Estradiol-stimulated proteolytic cleavage of the estrogen receptor in mouse uterus.

Increased proteolytic degradation of the estrogen receptor (ER) was detected in uterine cytosol of estradiol-treated ovariectomized mice compared to saline controls. Estradiol had no direct effect on the proteinase activity or susceptibility of the ER to the enzyme. The proteolytic activity gradually increased after a single injection of estradiol with early increases at 2 and 8 h followed by a progressive increase which reached a maximum at 36 h. The proteinase(s) activity resulted in cleavage of the native ER form of 65,000 (65 K ER) to a product of limited proteolysis having an apparent molecular weight of 54,000 (54 K ER). The pH optimum for this proteinase activity was 6.0. The proteinase was inhibited by 2.5 mM p-chloromercuribenzoic acid and 2.5 mM p-chloromercuriphenylsulfonate and partially inhibited by 2.5 mM iodoacetamide but not by 1 mg/ml leupeptin, 0.1 mg/ml antipain, 0.1 mg/ml chymostatin, 0.1 mg/ml pepstatin, 0.1 mg/ml E-64, 2.5 mg/ml soybean trypsin inhibitor, 2.5 mM phenylmethylsulfonylfluoride, 2.5 mM diisopropylfluorophosphate, and 10 mM EGTA. The results suggested that the proteinase(s) had a thiol group essential for its activity.
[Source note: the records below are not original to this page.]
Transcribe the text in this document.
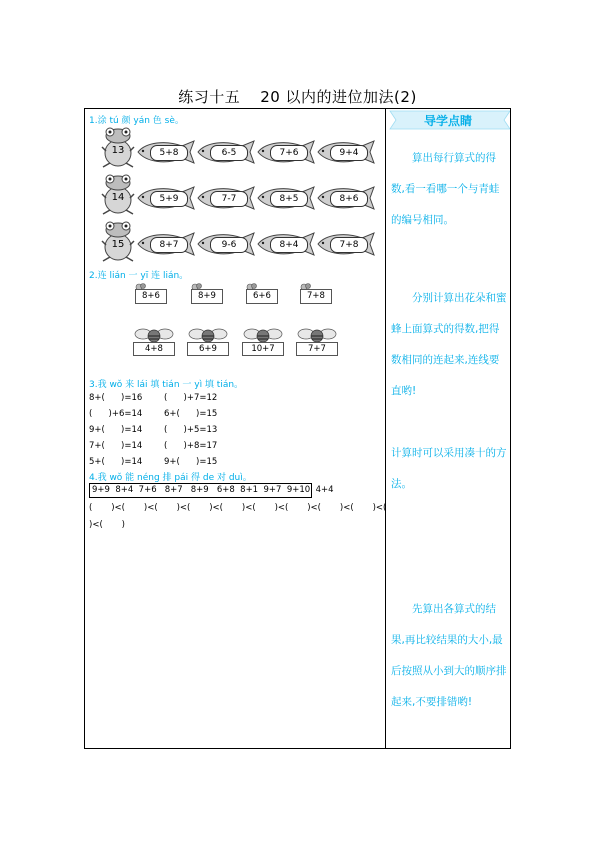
练习十五 20 以内的进位加法(2)
1.涂 tú 颜 yán 色 sè。
13	5+8	6-5	7+6	9+4
14	5+9	7-7	8+5	8+6
15	8+7	9-6	8+4	7+8
2.连 lián 一 yī 连 lián。
8+6	8+9	6+6	7+8
4+8	6+9	10+7	7+7
3.我 wǒ 来 lái 填 tián 一 yì 填 tián。
8+(      )=16	(      )+7=12
(      )+6=14	6+(      )=15
9+(      )=14	(      )+5=13
7+(      )=14	(      )+8=17
5+(      )=14	9+(      )=15
4.我 wǒ 能 néng 排 pái 得 de 对 duì。
9+9  8+4  7+6   8+7   8+9   6+8  8+1  9+7  9+10  4+4
(       )<(       )<(       )<(       )<(       )<(       )<(       )<(       )<(       )<(
)<(       )
导学点睛
　　算出每行算式的得数,看一看哪一个与青蛙的编号相同。
　　分别计算出花朵和蜜蜂上面算式的得数,把得数相同的连起来,连线要直哟!
计算时可以采用凑十的方法。
　　先算出各算式的结果,再比较结果的大小,最后按照从小到大的顺序排起来,不要排错哟!
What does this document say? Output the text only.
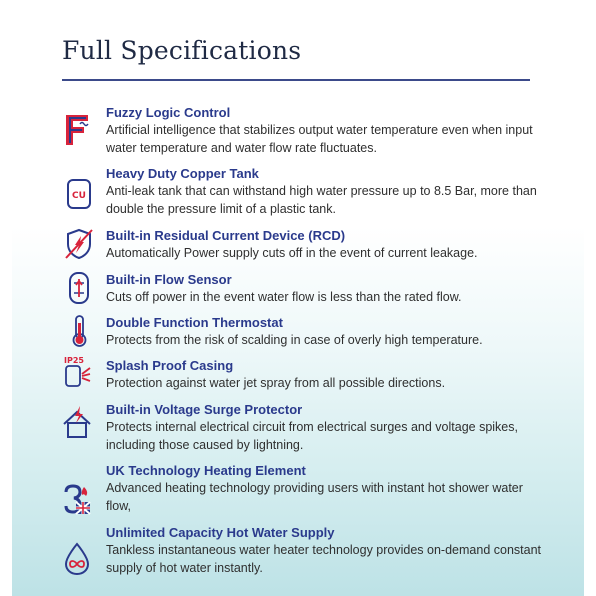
Full Specifications
Fuzzy Logic Control
Artificial intelligence that stabilizes output water temperature even when input water temperature and water flow rate fluctuates.
CU
Heavy Duty Copper Tank
Anti-leak tank that can withstand high water pressure up to 8.5 Bar, more than double the pressure limit of a plastic tank.
Built-in Residual Current Device (RCD)
Automatically Power supply cuts off in the event of current leakage.
Built-in Flow Sensor
Cuts off power in the event water flow is less than the rated flow.
Double Function Thermostat
Protects from the risk of scalding in case of overly high temperature.
IP25 Splash Proof Casing
Protection against water jet spray from all possible directions.
Built-in Voltage Surge Protector
Protects internal electrical circuit from electrical surges and voltage spikes, including those caused by lightning.
UK Technology Heating Element
Advanced heating technology providing users with instant hot shower water flow,
Unlimited Capacity Hot Water Supply
Tankless instantaneous water heater technology provides on-demand constant supply of hot water instantly.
Estrogen receptor in the mouse uterine cytosol fraction appears to be degraded sequentially in two steps in which 65 K ER is cleaved to a 54 K ER which upon longer incubation is further degraded to a 37 K form. The second step was inhibited by leupeptin, antipain, chymostatin, E-64, and p-chloromercuribenzoic acid. A possible function of the 54 K ER under physiological conditions is discussed since the 54 K ER was also found in nuclear samples. This form of the ER still retains the ability to bind estradiol and DNA.